Thandie Jones stood in the control room at Pikes Peak, surrounded by a scene she’d thought she’d never see again, a scene she’d thought lost with so much else of the pre-flood world: a launch control, rows of earnest technicians murmuring into comms links as they monitored the progress of a spacecraft rising from the Earth.
But what a spacecraft.
Gordo touched her shoulder. “Look. We got some image capture from before the first detonation.” The images had been taken from a camera directly beneath the pusher plate. “See that?” Gordo pointed, intent. “That puff of steam is the injection of the charge. There’s the pulse unit itself…” A vase-shaped object falling down into the air, from a hole in the great metal roof above it. “The anti-ablation oil sprays over the pusher. And- bang — the detonation of the bomb itself.” The sequence ended as the camera was fried.

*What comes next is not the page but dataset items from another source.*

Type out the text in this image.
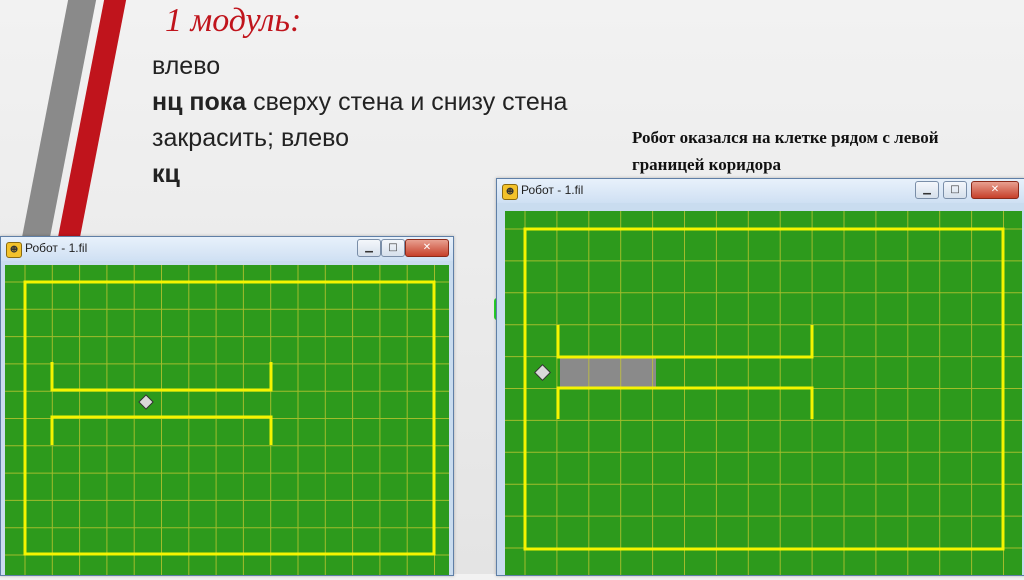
1 модуль:
влево
нц пока сверху стена и снизу стена
закрасить; влево
кц
Робот оказался на клетке рядом с левой
границей коридора
☻ Робот - 1.fil	▁	□	✕
☻ Робот - 1.fil	▁	□	✕
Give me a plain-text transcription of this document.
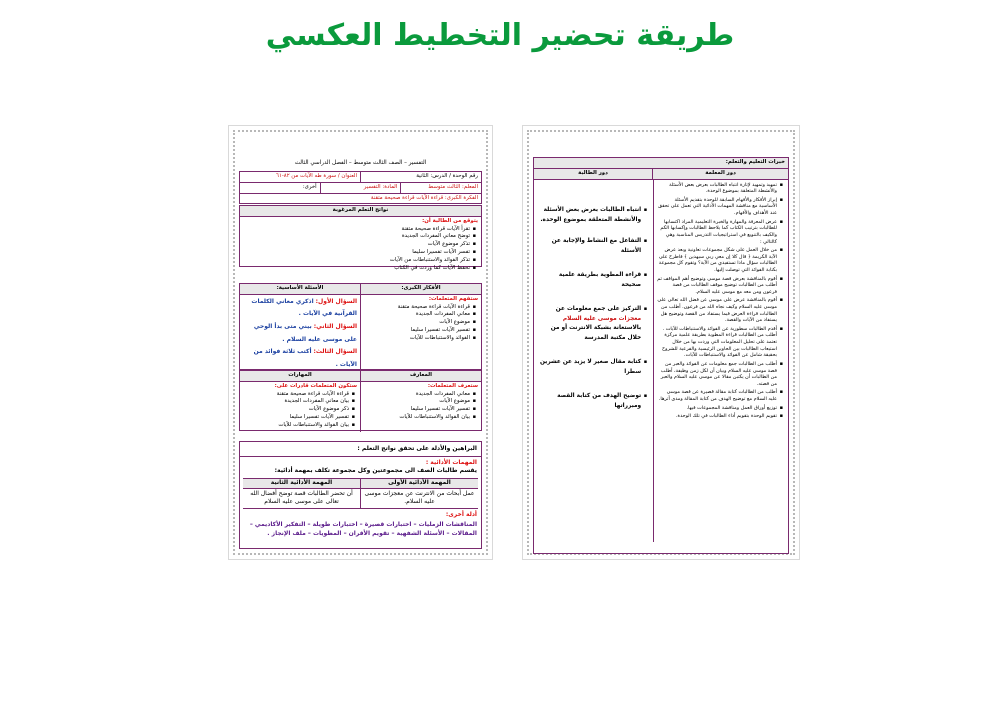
طريقة تحضير التخطيط العكسي
التفسير – الصف الثالث متوسط – الفصل الدراسي الثالث
رقم الوحدة / الدرس: الثانية
العنوان / سورة طه الآيات من ٨٢-٦١
المعلم: الثالث متوسط
المادة: التفسير
أخرى:
الفكرة الكبرى: قراءة الآيات قراءة صحيحة متقنة
نواتج التعلم المرغوبة
يتوقع من الطالبة أن:
▪ تقرأ الآيات قراءة صحيحة متقنة
▪ توضح معاني المفردات الجديدة
▪ تذكر موضوع الآيات
▪ تفسر الآيات تفسيرا سليما
▪ تذكر الفوائد والاستنباطات من الآيات
▪ تحفظ الآيات كما وردت في الكتاب
الأفكار الكبرى:
ستفهم المتعلمات:
▪ قراءة الآيات قراءة صحيحة متقنة
▪ معاني المفردات الجديدة
▪ موضوع الآيات
▪ تفسير الآيات تفسيرا سليما
▪ الفوائد والاستنباطات للآيات
الأسئلة الأساسية:
السؤال الأول: اذكري معاني الكلمات القرآنية في الآيات .
السؤال الثاني: بيني متى بدأ الوحي على موسى عليه السلام .
السؤال الثالث: أكتب ثلاثة فوائد من الآيات .
المعارف
ستعرف المتعلمات:
▪ معاني المفردات الجديدة
▪ موضوع الآيات
▪ تفسير الآيات تفسيرا سليما
▪ بيان الفوائد والاستنباطات للآيات
المهارات
ستكون المتعلمات قادرات على:
▪ قراءة الآيات قراءة صحيحة متقنة
▪ بيان معاني المفردات الجديدة
▪ ذكر موضوع الآيات
▪ تفسير الآيات تفسيرا سليما
▪ بيان الفوائد والاستنباطات للآيات
البراهين والأدلة على تحقق نواتج التعلم :
المهمات الأدائية :
يقسم طالبات الصف الى مجموعتين وكل مجموعة تكلف بمهمة أدائية:
المهمة الأدائية الأولى
عمل أبحاث من الانترنت عن معجزات موسى عليه السلام.
المهمة الأدائية الثانية
أن تحضر الطالبات قصة توضح أفضال الله تعالى على موسى عليه السلام
أدلة أخرى:
المناقشات الزمليات – اختبارات قصيرة – اختبارات طويلة – التفكير الأكاديمي – المقالات – الأسئلة الشفهية – تقويم الأقران – المطويات – ملف الإنجاز .
خبرات التعليم والتعلم:
دور المعلمة
دور الطالبة
▪ تمهيد وتمهيد لإثارة انتباه الطالبات بعرض بعض الأسئلة والأنشطة المتعلقة بموضوع الوحدة.
▪ إبراز الأفكار والأفهام السابقة للوحدة بتقديم الأسئلة الأساسية مع مناقشة المهمات الأدائية التي تعمل على تحقق عند الأهداف والأفهام.
▪ عرض المعرفة والمهارة والخبرة التعليمية المراد اكتسابها للطالبات بترتيب الكتاب كما يلاحظ الطالبات وإكسابها الكم والكيف بالتنويع في استراتيجيات التدريس المناسبة وهي كالتالي :
▪ من خلال العمل على شكل مجموعات تعاونية وبعد عرض الآية الكريمة ﴿ قال كلا إن معي ربي سيهدين ﴾ فاطرح على الطالبات سؤال ماذا تستفيدي من الآية؟ وتقوم كل مجموعة بكتابة الفوائد التي توصلت إليها.
▪ أقوم بالمناقشة بعرض قصة موسى وتوضيح أهم المواقف ثم أطلب من الطالبات توضيح موقف الطالبات من قصة فرعون ومن معه مع موسى عليه السلام.
▪ أقوم بالمناقشة عرض على موسى عن فضل الله تعالى على موسى عليه السلام وكيف نجاه الله من فرعون. أطلب من الطالبات قراءة العرض فيما يستفاد من القصة وتوضيح هل يستفاد من الآيات والقصة.
▪ أقدم الطالبات سطورية عن الفوائد والاستنباطات للآيات . أطلب من الطالبات قراءة المطوية بطريقة علمية مركزة تعتمد على تحليل المعلومات التي وردت بها من خلال استيعاب الطالبات بين الحاوين الرئيسية والفرعية للشروح بحقيقة شامل عن الفوائد والاستنباطات للآيات.
▪ أطلب من الطالبات جمع معلومات عن الفوائد والعبر من قصة موسى عليه السلام وبيان أن لكل زمن وظيفة، أطلب من الطالبات أن يكتبن مقالا عن موسى عليه السلام والعبر من قصته.
▪ أطلب من الطالبات كتابة مقالة قصيرة عن قصة موسى عليه السلام مع توضيح الهدف من كتابة المقالة ومدى أثرها.
▪ توزيع أوراق العمل ومناقشة المجموعات فيها.
▪ تقويم الوحدة بتقويم أداء الطالبات في تلك الوحدة.
▪ انتباه الطالبات بعرض بعض الأسئلة والأنشطة المتعلقة بموضوع الوحدة.
▪ التفاعل مع النشاط والإجابة عن الأسئلة
▪ قراءة المطوية بطريقة علمية صحيحة
▪ التركيز على جمع معلومات عن معجزات موسى عليه السلام بالاستعانة بشبكة الانترنت أو من خلال مكتبة المدرسة
▪ كتابة مقال صغير لا يزيد عن عشرين سطرا
▪ توضيح الهدف من كتابة القصة ومبرراتها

Thandie had first worked with Gordo Alonzo twenty-four years ago, when they had gone diving together in a museum-piece submarine, seeking evidence of subterranean seas. Now, having forced her way back to his attention over the issue of Grace Gray, he’d invited her to come here to watch the climax of the project. She would never have dreamed that after all these years she and Gordo would be standing side by side in a situation like this. She’d never even liked the man.
There were gasps as images from an aircraft just outside the blast zone were fed to the screens. Thandie turned to see.
A crater, kilometers wide, had been burned into the Earth. Above it rose the familiar sight of a nuclear fireball, a mushroom cloud. But a spacecraft contrail punched astonishingly up and out of that cloud, powered by more detonations, more fireballs, a string of them. Soon the plasma glare from the rising craft outshone the atomic glow on the ground, and cast light across the remnant of the land and the encroaching sea, a lethal sun rising.
“What did I start, Gordo? Maybe I should have kept my mouth shut.”
He grunted. “You always did take all the credit, you ballsy dyke.”